Denisova data lives in the eu-west-1b region of the Amazon cloud as snap-­3cc2de54.

Processed with
GenomeAnalysisTK-1.4-25-g23e7f1b

dbsnp acquired from
ftp://gsapubftp-anonymous@ftp.broadinstitute.org/bundle/1.2/b37/dbsnp_132.b37.vcf.gz


Generated via

java -jar GenomeAnalysisTK.jar -R /mnt/mydata/human_g1k_v37.fasta -T UnifiedGenotyper -I /mnt/den/denisova_genome/T_hg19_1000g.bam --dbsnp /mnt/mydata/dbsnp_132.b37.vcf -o /mnt/mydata/snps.raw.vcf > /mnt/mydata/alog.txt



Log finishes with

INFO 10:11:25,697 UnifiedGenotyper - Visited bases 3101804739
INFO 10:11:25,697 UnifiedGenotyper - Callable bases 2862033547
INFO 10:11:25,698 UnifiedGenotyper - Confidently called bases 112644898
INFO 10:11:25,698 UnifiedGenotyper - % callable bases of all loci 92.270
INFO 10:11:25,698 UnifiedGenotyper - % confidently called bases of all loci 3.632
INFO 10:11:25,698 UnifiedGenotyper - % confidently called bases of callable loci 3.936
INFO 10:11:25,699 UnifiedGenotyper - Actual calls made 4989617
INFO 10:11:25,714 TraversalEngine - Total runtime 66799.27 secs, 1113.32 min, 18.56 hours
INFO 10:11:25,823 TraversalEngine - 0 reads were filtered out during traversal out of 1424486071 total (0.00%)

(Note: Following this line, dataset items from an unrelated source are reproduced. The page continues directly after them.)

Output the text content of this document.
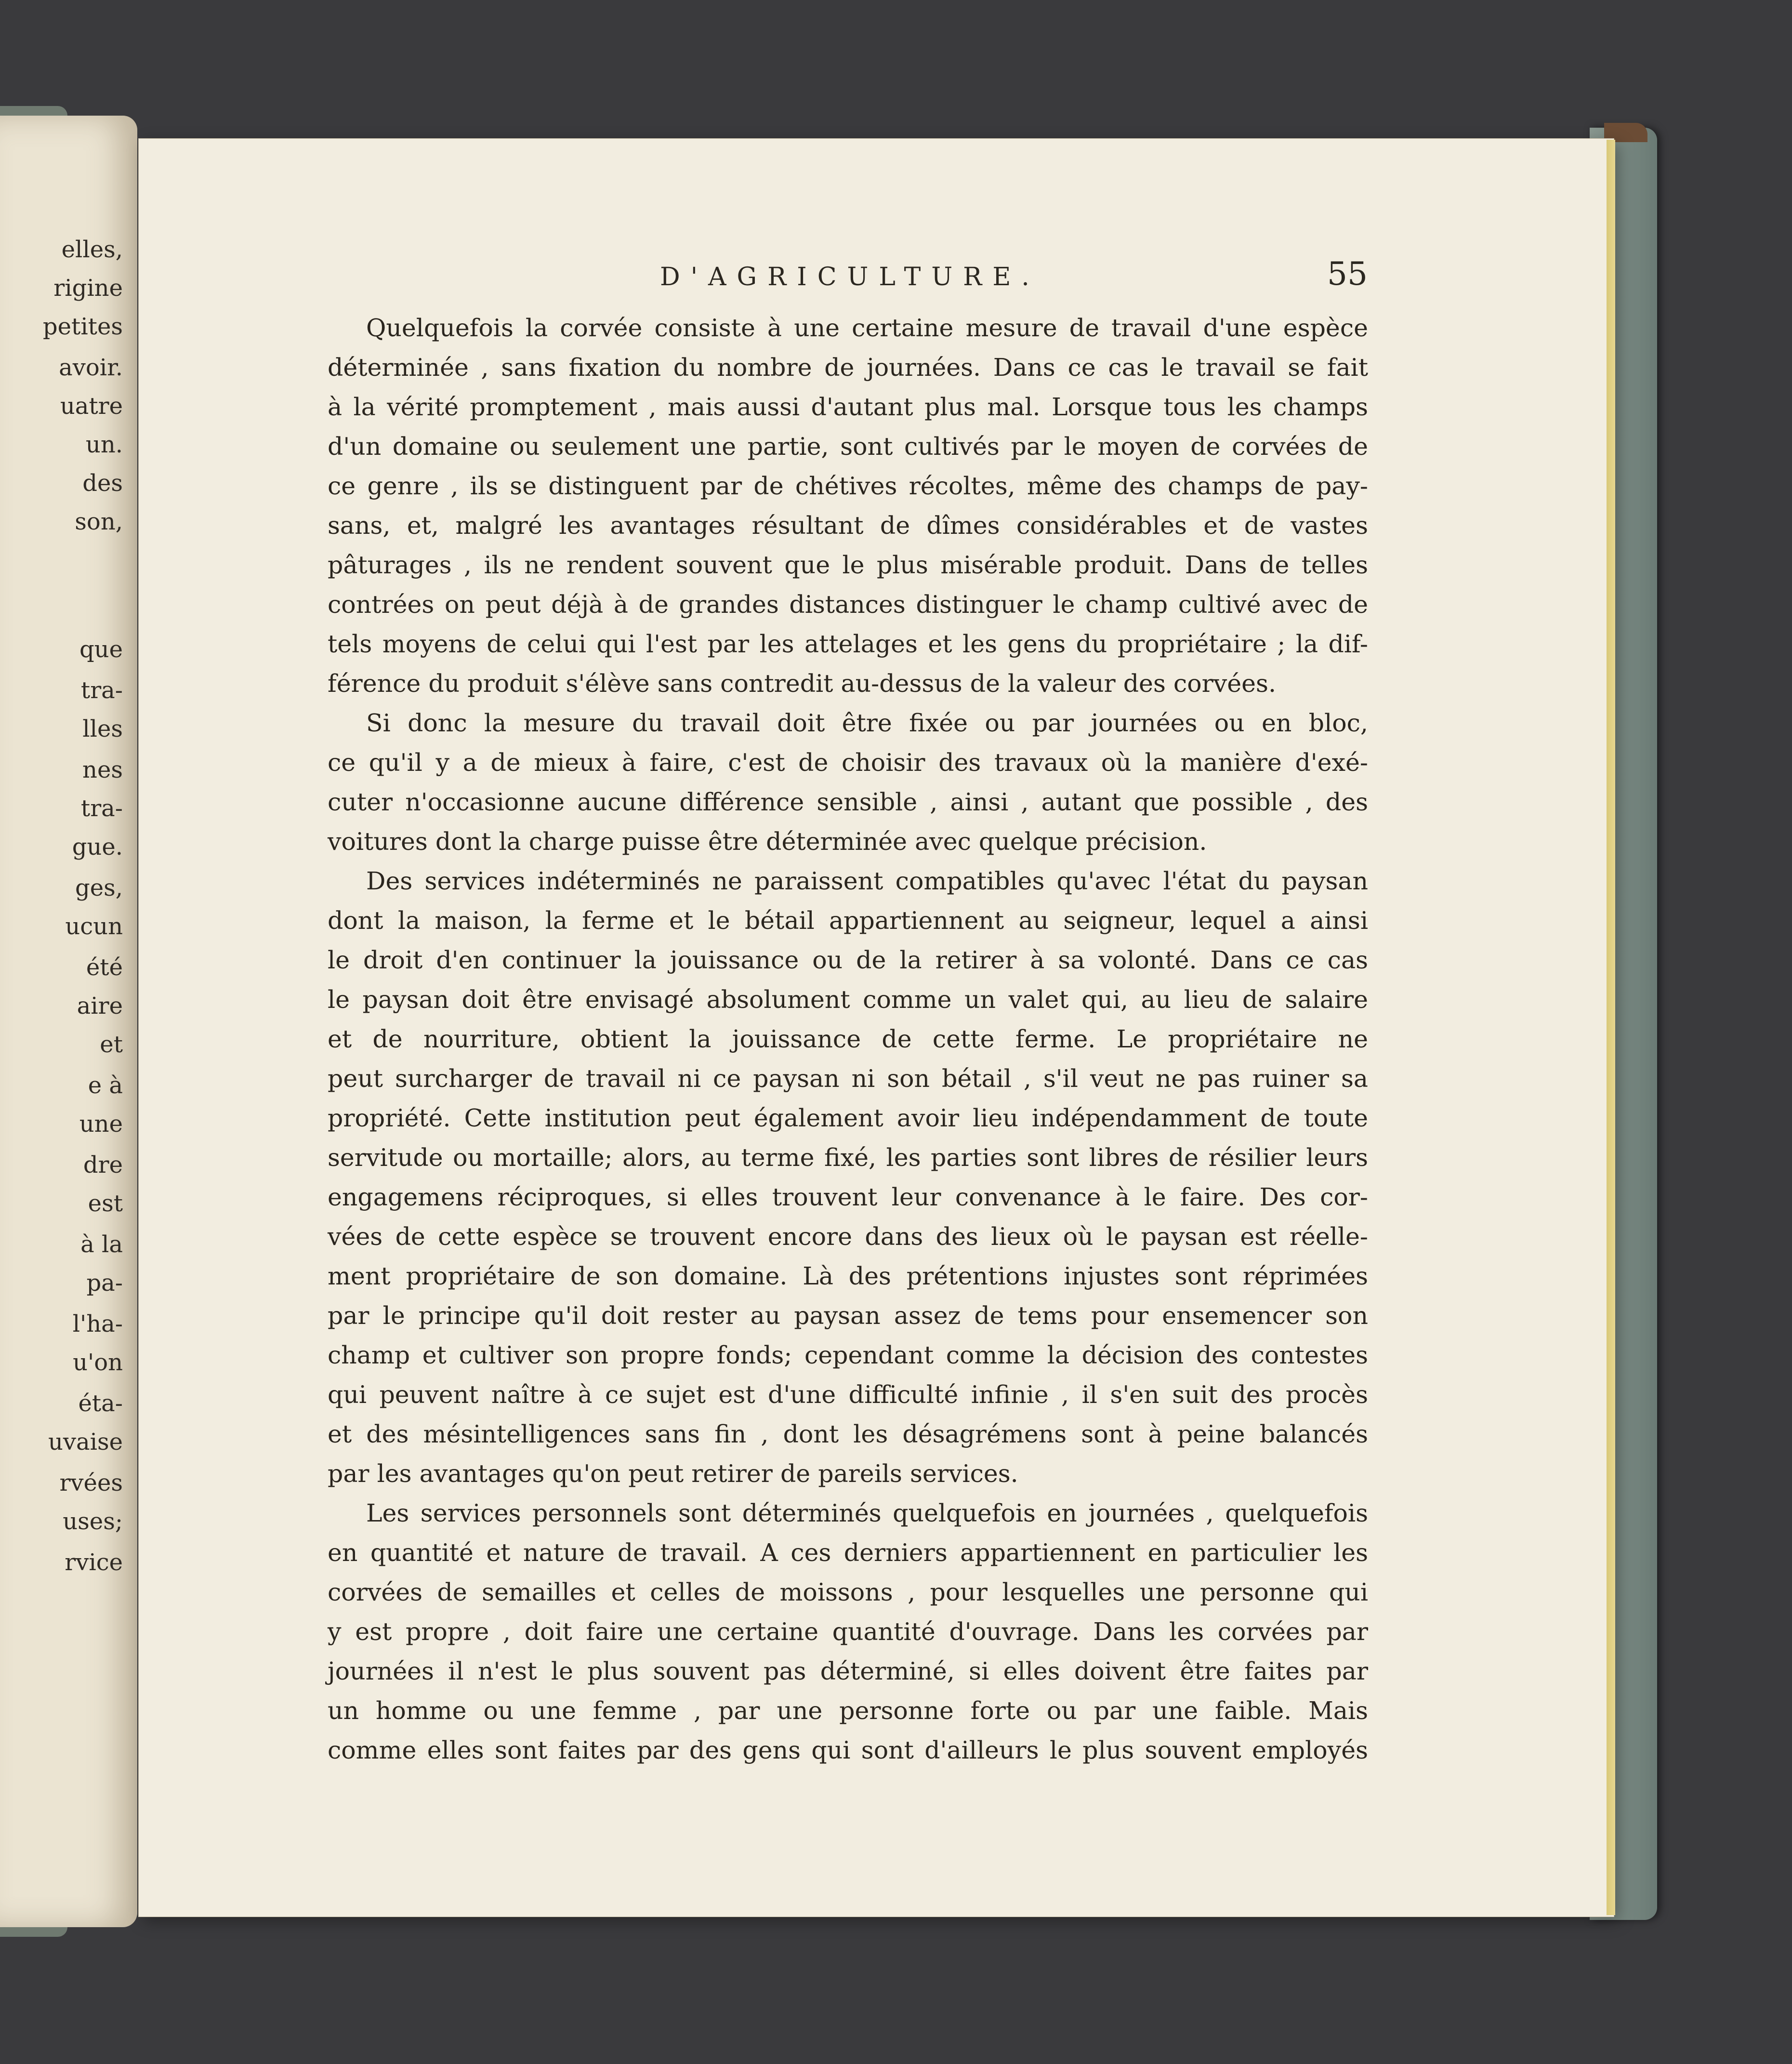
elles,
rigine
petites
avoir.
uatre
un.
des
son,
que
tra-
lles
nes
tra-
gue.
ges,
ucun
été
aire
et
e à
une
dre
est
à la
pa-
l'ha-
u'on
éta-
uvaise
rvées
uses;
rvice
D'AGRICULTURE.	55

Quelquefois la corvée consiste à une certaine mesure de travail d'une espèce
déterminée , sans fixation du nombre de journées. Dans ce cas le travail se fait
à la vérité promptement , mais aussi d'autant plus mal. Lorsque tous les champs
d'un domaine ou seulement une partie, sont cultivés par le moyen de corvées de
ce genre , ils se distinguent par de chétives récoltes, même des champs de pay-
sans, et, malgré les avantages résultant de dîmes considérables et de vastes
pâturages , ils ne rendent souvent que le plus misérable produit. Dans de telles
contrées on peut déjà à de grandes distances distinguer le champ cultivé avec de
tels moyens de celui qui l'est par les attelages et les gens du propriétaire ; la dif-
férence du produit s'élève sans contredit au-dessus de la valeur des corvées.

Si donc la mesure du travail doit être fixée ou par journées ou en bloc,
ce qu'il y a de mieux à faire, c'est de choisir des travaux où la manière d'exé-
cuter n'occasionne aucune différence sensible , ainsi , autant que possible , des
voitures dont la charge puisse être déterminée avec quelque précision.

Des services indéterminés ne paraissent compatibles qu'avec l'état du paysan
dont la maison, la ferme et le bétail appartiennent au seigneur, lequel a ainsi
le droit d'en continuer la jouissance ou de la retirer à sa volonté. Dans ce cas
le paysan doit être envisagé absolument comme un valet qui, au lieu de salaire
et de nourriture, obtient la jouissance de cette ferme. Le propriétaire ne
peut surcharger de travail ni ce paysan ni son bétail , s'il veut ne pas ruiner sa
propriété. Cette institution peut également avoir lieu indépendamment de toute
servitude ou mortaille; alors, au terme fixé, les parties sont libres de résilier leurs
engagemens réciproques, si elles trouvent leur convenance à le faire. Des cor-
vées de cette espèce se trouvent encore dans des lieux où le paysan est réelle-
ment propriétaire de son domaine. Là des prétentions injustes sont réprimées
par le principe qu'il doit rester au paysan assez de tems pour ensemencer son
champ et cultiver son propre fonds; cependant comme la décision des contestes
qui peuvent naître à ce sujet est d'une difficulté infinie , il s'en suit des procès
et des mésintelligences sans fin , dont les désagrémens sont à peine balancés
par les avantages qu'on peut retirer de pareils services.

Les services personnels sont déterminés quelquefois en journées , quelquefois
en quantité et nature de travail. A ces derniers appartiennent en particulier les
corvées de semailles et celles de moissons , pour lesquelles une personne qui
y est propre , doit faire une certaine quantité d'ouvrage. Dans les corvées par
journées il n'est le plus souvent pas déterminé, si elles doivent être faites par
un homme ou une femme , par une personne forte ou par une faible. Mais
comme elles sont faites par des gens qui sont d'ailleurs le plus souvent employés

It was run on an m1.large, but never managed to use both cpus, instead maxing out at 50% cpu usage.


[ec2-user@ip-10-234-51-252 den]$ df -H
Filesystem Size Used Avail Use% Mounted on
/dev/xvda1 8.5G 2.0G 6.5G 24% /
tmpfs 4.0G 0 4.0G 0% /dev/shm
/dev/xvdf 212G 170G 31G 85% /mnt/den
/dev/xvdg 159G 5.8G 145G 4% /mnt/mydata

[ec2-user@ip-10-234-51-252 mydata]$ ls -tral
total 5416212
drwxr-xr-x 4 root root 4096 Feb 9 15:03 ..
drwx------ 2 root root 16384 Feb 9 15:06 lost+found
-rw-rw-r-- 1 ec2-user ec2-user 4578627636 Feb 9 15:35 dbsnp_132.b37.vcf
-rw-rw-r-- 1 ec2-user ec2-user 12379076 Feb 9 15:35 dbsnp_132.b37.vcf.idx
-rw-rw-r-- 1 ec2-user ec2-user 942611555 Feb 10 10:11 snps.raw.vcf
-rw-rw-r-- 1 ec2-user ec2-user 12394492 Feb 10 10:13 snps.raw.vcf.idx
-rw-rw-r-- 1 ec2-user ec2-user 142784 Feb 10 10:13 alog.txt
drwxrwxrwx 3 root root 4096 Feb 10 12:16 .



Half of the /mnt/den is the chimpanzee data, so the alignment to human was 85gb for the T_hg19_1000g.bam + 9mb for the index.